American technology giants such as Google and Amazon have largely backed the proposed tax changes as a way to put an end to the complex thicket of European digital services taxes that have been enacted in recent years. If the agreement unravels, they will face a new wave of uncertainty.

The entire project has been on shaky ground in recent months amid continuing opposition in the European Union, delays over technical fine print and concerns about whether the United States would actually join. Nevertheless, it remains possible that the European Union and other countries will still move ahead with the agreement, leaving the United States as an awkward outlier from a deal that it revived last year.

“With or without the U.S., there does seem to be a very significant chance that that architecture will be stood up,” said Manal Corwin, a Treasury official in the Obama administration who now heads the Washington national tax practice at KPMG. “Once you get a few countries that make those first moves, whether it’s the E.U. or some other critical mass, I think you’ll see others follow pretty quickly.”

That poses risks for U.S. companies, including the chance that their tax bills could go up, given an enforcement mechanism that the Treasury Department helped create to nudge reluctant countries into the agreement.
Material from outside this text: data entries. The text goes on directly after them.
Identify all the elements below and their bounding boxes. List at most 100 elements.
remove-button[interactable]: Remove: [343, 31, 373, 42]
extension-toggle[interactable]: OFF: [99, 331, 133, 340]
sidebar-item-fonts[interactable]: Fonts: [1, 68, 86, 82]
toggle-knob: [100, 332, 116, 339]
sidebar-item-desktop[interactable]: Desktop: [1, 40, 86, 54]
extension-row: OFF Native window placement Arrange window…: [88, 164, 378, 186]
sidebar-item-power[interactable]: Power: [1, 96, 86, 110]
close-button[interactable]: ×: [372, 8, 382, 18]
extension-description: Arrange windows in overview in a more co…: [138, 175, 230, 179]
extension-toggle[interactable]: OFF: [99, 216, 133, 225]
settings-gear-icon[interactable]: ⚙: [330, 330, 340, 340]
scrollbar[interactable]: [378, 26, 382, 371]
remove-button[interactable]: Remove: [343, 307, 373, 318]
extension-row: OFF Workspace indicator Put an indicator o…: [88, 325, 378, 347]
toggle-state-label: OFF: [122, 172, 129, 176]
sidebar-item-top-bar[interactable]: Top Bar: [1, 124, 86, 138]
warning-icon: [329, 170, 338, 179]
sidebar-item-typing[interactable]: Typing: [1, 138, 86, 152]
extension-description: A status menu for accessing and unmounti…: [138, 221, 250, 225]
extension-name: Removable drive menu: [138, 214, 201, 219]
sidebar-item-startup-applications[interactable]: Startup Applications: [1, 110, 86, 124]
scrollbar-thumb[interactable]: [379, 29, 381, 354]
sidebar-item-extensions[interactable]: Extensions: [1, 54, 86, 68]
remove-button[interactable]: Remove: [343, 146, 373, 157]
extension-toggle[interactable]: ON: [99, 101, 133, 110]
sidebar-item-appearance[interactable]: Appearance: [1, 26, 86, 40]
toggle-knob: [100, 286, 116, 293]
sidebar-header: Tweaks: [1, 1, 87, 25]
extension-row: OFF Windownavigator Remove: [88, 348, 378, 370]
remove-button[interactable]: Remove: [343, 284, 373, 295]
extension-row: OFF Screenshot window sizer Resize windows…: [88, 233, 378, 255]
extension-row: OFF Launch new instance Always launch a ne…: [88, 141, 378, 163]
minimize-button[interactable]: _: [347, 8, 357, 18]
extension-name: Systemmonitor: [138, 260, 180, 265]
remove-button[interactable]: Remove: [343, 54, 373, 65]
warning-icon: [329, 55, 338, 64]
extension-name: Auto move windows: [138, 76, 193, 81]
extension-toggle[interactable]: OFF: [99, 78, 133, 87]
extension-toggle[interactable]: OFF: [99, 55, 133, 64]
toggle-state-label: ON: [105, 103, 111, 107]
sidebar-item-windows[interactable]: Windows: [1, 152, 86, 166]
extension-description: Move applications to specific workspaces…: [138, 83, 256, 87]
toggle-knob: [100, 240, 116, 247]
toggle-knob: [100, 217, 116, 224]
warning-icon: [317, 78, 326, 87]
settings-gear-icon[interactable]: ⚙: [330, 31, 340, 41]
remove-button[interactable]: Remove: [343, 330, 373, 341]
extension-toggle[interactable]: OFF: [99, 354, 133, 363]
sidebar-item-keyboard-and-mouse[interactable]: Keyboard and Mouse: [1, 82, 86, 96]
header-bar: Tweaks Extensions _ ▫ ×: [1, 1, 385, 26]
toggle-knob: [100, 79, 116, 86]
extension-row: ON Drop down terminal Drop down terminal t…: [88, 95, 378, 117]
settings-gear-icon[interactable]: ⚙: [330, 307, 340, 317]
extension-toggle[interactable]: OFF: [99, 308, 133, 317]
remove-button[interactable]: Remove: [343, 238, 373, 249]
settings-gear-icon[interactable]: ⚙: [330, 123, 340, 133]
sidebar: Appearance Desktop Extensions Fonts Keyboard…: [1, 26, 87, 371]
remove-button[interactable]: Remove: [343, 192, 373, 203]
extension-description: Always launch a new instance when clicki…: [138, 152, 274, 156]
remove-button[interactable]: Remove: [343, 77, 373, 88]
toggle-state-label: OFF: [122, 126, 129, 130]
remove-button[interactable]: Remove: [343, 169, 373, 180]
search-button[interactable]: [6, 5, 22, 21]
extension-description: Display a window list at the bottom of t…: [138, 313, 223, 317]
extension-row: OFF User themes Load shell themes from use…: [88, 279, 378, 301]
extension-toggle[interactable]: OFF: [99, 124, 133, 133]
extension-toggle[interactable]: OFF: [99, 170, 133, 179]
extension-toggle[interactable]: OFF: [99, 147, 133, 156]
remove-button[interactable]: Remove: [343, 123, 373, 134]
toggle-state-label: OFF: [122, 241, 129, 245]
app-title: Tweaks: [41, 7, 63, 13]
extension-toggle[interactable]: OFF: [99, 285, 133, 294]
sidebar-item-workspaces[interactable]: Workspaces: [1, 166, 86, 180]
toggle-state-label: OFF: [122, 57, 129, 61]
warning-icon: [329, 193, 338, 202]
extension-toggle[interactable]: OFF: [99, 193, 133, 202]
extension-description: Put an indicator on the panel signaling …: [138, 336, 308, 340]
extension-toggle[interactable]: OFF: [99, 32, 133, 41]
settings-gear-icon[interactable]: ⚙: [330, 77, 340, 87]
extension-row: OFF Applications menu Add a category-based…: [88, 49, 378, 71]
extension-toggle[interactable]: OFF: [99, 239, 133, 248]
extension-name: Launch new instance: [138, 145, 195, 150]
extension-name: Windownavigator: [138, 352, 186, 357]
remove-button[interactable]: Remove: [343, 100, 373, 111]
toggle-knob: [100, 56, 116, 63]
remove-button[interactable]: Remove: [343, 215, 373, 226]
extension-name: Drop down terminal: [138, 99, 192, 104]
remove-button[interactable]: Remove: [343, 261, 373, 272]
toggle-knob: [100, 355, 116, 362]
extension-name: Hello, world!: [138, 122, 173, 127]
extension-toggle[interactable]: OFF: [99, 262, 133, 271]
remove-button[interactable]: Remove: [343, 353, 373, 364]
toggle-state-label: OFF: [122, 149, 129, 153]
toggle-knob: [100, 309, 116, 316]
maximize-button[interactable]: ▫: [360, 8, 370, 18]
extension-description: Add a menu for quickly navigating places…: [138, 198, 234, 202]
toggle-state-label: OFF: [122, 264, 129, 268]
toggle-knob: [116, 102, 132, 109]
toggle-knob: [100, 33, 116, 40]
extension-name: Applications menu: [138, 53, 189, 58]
If the United States doesn’t adopt a 15 percent minimum tax, American companies with subsidiaries in participating countries could wind up paying penalty taxes to those foreign governments.

“If Congress doesn’t adopt, that doesn’t prevent the European Union and Japan and others from moving forward in this area, at which point, I think, Congress would see it’s in the U.S. interest to adopt, because otherwise our companies will also get hit by this enforcement principle,” Kimberly Clausing, who recently left her job as Treasury’s deputy assistant secretary for tax analysis, said at a Tax Policy Center event last month.